5. Making public sector workers learn English

Labour recognises that the anxiety around immigration has cultural as well as economic roots. Miliband’s pledge to ensure that public sector workers in public-facing roles “have minimum standards of English” is designed to address this. One strategist told me that it reflected a US-style view of the importance of language for integration. 

On the EU, which accounts for 214,000 of the 560,000 immigrants who came to Britain in the year ending March 2014, Miliband promised to seek:

– Longer transitional controls when new countries join the EU.

– Preventing child benefit and child tax credits from being paid to families living abroad.

– Doubling the period before migrants would be entitled to benefits.

– Stronger rules to deal with foreign criminals.

He added that “all these changes are about controls, about tackling undercutting of wages by rogue employers and about people earning their entitlements”. Labour is also likely to have more to say soon on reasserting the contributory principle in welfare: the requirement that people pay in before they get out. Strategists believe that the less toxic status of immigration in other European countries is partly due to their contribution-based social security systems. 

But as well as saying what he would do, Miliband also made it clear what he wouldn’t do. In reference to David Cameron’s broken pledge to reduce net migration to “tens of thousands a year” (it currently stands at 243,000), he warned that “false promises on immigration just make people more cynical about politics” and added: “I won’t be part of that. I will not make promises I can’t keep.” This means Labour will not mimic Cameron’s plan to try and reduce EU immigration by means of an “emergency brake”, a limit on National Insurance numbers for foreign workers, or a new points-based system. 

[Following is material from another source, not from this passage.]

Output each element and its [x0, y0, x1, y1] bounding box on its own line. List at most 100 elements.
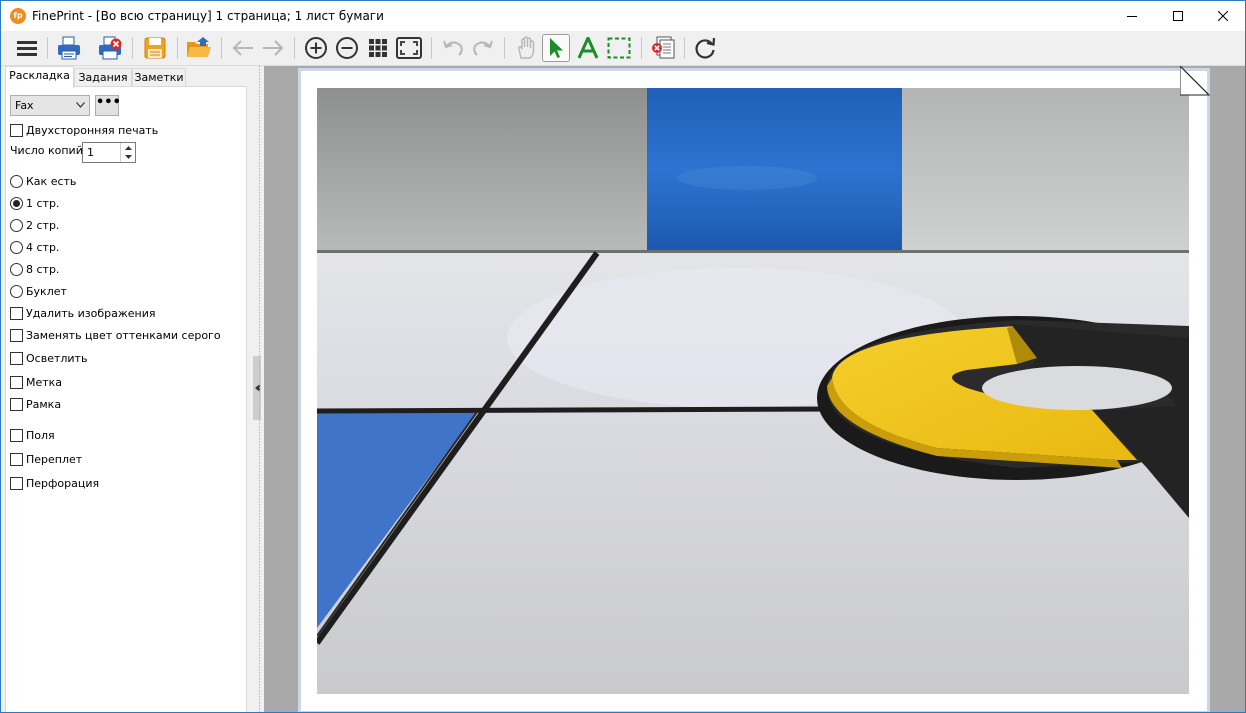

He also reaffirmed his commitment to avoid holding an in/out EU referendum unless further powers are transferred to Brussels. He said: “I will never propose a policy or a course of action which would damage our country. Nigel Farage wants to leave the European Union on which 3 million British jobs and thousands of businesses in our country depend. Those jobs and businesses include many here in Rochester & Strood which has always traded with the world beyond.

“And Nigel Farage is not alone anymore. Now David Cameron is also saying he is ready to leave the European Union and have Britain turn its back on the rest of the world. In doing so he is creating fear and uncertainty for British businesses which may be already losing out on crucial investment because of political games being played with our national interest. I will not be a Prime Minister that puts either those jobs and businesses or our national interest at risk.”

Labour aides emphasise that Miliband is not adopting a “Ukip-lite” approach – and they’re right on that. The aim is to position the party between the Tories, regarded as promising undeliverable change, and the Lib Dems, regarded as lazily wedded to the status quo. With immigration likely to remain at the top of the agenda for the next few months, that strategy will soon be tested.